The most prestigious of them all, the Michelin, insists that it is business as usual, with new director Gwendal Poullennec saying that great chefs “have not lost their talent during the lockdowns”.
“They have been innovating and creating new recipes,” he said, adding that his inspectors were chomping at the bit “with impatience and an appetite to try them out when restaurants reopen”.
Yet with only 13 per cent of Michelin-starred restaurants open across 32 countries, the guide’s critics and rivals have questioned the move, with chefs who have already lost millions in custom also worried about losing their precious stars.
Michelin’s main rival, the Gault & Millau, said it was time to stand by and support restaurants who are “in great danger”.

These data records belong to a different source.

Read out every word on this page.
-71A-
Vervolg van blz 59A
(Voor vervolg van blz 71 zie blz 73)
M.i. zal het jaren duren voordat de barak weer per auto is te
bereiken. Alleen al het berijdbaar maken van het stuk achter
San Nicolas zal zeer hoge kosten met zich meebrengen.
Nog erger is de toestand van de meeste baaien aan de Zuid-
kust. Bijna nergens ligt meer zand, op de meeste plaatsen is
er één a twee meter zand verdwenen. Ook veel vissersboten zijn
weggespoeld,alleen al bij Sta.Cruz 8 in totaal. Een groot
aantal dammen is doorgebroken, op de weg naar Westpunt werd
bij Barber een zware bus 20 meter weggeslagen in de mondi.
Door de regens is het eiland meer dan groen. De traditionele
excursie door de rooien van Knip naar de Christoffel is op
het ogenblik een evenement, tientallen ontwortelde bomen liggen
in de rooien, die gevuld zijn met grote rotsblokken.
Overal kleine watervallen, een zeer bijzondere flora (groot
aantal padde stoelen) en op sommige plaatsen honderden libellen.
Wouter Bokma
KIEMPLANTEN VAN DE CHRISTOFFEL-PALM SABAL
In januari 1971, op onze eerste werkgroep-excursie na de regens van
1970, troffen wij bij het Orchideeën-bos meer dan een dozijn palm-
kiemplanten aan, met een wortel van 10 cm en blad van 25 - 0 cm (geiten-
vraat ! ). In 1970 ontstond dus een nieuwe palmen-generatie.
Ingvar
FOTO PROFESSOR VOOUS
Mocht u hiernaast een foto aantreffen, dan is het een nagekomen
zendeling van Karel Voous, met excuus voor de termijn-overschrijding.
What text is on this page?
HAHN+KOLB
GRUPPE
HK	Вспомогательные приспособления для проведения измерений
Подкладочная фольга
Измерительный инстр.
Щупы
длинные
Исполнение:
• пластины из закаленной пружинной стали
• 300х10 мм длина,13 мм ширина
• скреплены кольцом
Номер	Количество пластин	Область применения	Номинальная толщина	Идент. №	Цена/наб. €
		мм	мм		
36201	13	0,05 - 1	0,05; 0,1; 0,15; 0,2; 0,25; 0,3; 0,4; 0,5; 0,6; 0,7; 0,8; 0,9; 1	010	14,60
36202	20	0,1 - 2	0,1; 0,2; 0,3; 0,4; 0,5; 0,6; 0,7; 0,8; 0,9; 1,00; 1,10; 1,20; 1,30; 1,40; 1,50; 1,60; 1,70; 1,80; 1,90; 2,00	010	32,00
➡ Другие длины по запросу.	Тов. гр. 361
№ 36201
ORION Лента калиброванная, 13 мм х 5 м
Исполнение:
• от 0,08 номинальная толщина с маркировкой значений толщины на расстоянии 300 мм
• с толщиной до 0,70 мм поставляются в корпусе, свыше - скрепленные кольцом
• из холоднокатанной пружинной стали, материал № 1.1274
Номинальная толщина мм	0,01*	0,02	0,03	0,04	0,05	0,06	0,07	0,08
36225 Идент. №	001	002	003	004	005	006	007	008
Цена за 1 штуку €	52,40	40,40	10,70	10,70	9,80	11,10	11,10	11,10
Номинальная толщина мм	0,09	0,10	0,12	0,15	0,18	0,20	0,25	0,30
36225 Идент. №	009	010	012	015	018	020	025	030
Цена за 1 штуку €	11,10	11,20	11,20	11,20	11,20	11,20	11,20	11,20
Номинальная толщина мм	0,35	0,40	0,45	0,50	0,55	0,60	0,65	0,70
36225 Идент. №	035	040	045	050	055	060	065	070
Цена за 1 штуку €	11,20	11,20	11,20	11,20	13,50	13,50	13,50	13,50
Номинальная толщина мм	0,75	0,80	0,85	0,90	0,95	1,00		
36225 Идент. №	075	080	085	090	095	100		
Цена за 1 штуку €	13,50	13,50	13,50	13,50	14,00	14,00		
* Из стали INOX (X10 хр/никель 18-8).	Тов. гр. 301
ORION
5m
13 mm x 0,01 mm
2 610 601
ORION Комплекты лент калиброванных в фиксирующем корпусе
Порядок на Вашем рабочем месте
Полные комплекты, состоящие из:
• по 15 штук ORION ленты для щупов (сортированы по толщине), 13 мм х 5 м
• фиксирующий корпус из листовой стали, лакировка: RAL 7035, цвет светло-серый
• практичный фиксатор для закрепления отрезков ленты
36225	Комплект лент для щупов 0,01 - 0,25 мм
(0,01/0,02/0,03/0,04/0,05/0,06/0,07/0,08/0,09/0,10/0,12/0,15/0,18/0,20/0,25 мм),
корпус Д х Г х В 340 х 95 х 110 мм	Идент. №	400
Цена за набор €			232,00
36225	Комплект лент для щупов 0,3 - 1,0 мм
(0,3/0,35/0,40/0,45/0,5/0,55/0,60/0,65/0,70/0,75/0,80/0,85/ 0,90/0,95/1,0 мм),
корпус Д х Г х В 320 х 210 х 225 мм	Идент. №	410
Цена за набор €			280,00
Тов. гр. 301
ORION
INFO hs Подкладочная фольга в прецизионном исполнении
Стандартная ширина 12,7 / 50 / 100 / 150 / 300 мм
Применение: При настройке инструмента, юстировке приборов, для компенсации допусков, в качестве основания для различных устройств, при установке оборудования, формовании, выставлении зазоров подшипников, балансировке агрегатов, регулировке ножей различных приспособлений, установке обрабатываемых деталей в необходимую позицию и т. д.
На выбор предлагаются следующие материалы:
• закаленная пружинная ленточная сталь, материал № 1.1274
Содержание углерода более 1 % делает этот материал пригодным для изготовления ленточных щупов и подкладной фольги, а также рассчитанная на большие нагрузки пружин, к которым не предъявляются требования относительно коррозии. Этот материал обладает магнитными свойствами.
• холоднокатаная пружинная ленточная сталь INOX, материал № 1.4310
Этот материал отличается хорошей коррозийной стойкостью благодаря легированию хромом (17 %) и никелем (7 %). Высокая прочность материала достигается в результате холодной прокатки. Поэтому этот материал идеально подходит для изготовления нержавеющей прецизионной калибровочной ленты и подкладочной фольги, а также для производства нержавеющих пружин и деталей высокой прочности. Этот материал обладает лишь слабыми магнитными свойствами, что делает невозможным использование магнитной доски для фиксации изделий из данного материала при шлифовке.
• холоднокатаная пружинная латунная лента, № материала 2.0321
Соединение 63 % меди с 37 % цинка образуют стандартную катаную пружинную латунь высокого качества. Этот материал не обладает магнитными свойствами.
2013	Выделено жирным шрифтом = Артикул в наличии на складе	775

Its director Jacques Bally said they have shelved their chef, pastry chef and sommelier wine waiter of the year awards, but the 2021 guide will appear as normal in October.
With drastic social distancing measures in restaurants likely when they do reopen, “our responsibility as a guide is to highlight what is being done and what possibly can be done,” Bally said. “The next 18 months are going to be extremely difficult and dangerous for restaurants.”
The guide is also going to spotlight chefs who have shown a social conscience during the crisis as well as those who have experimented with click and collect, oven-ready meals or even starred chefs offering to go to their customers homes and cook for them.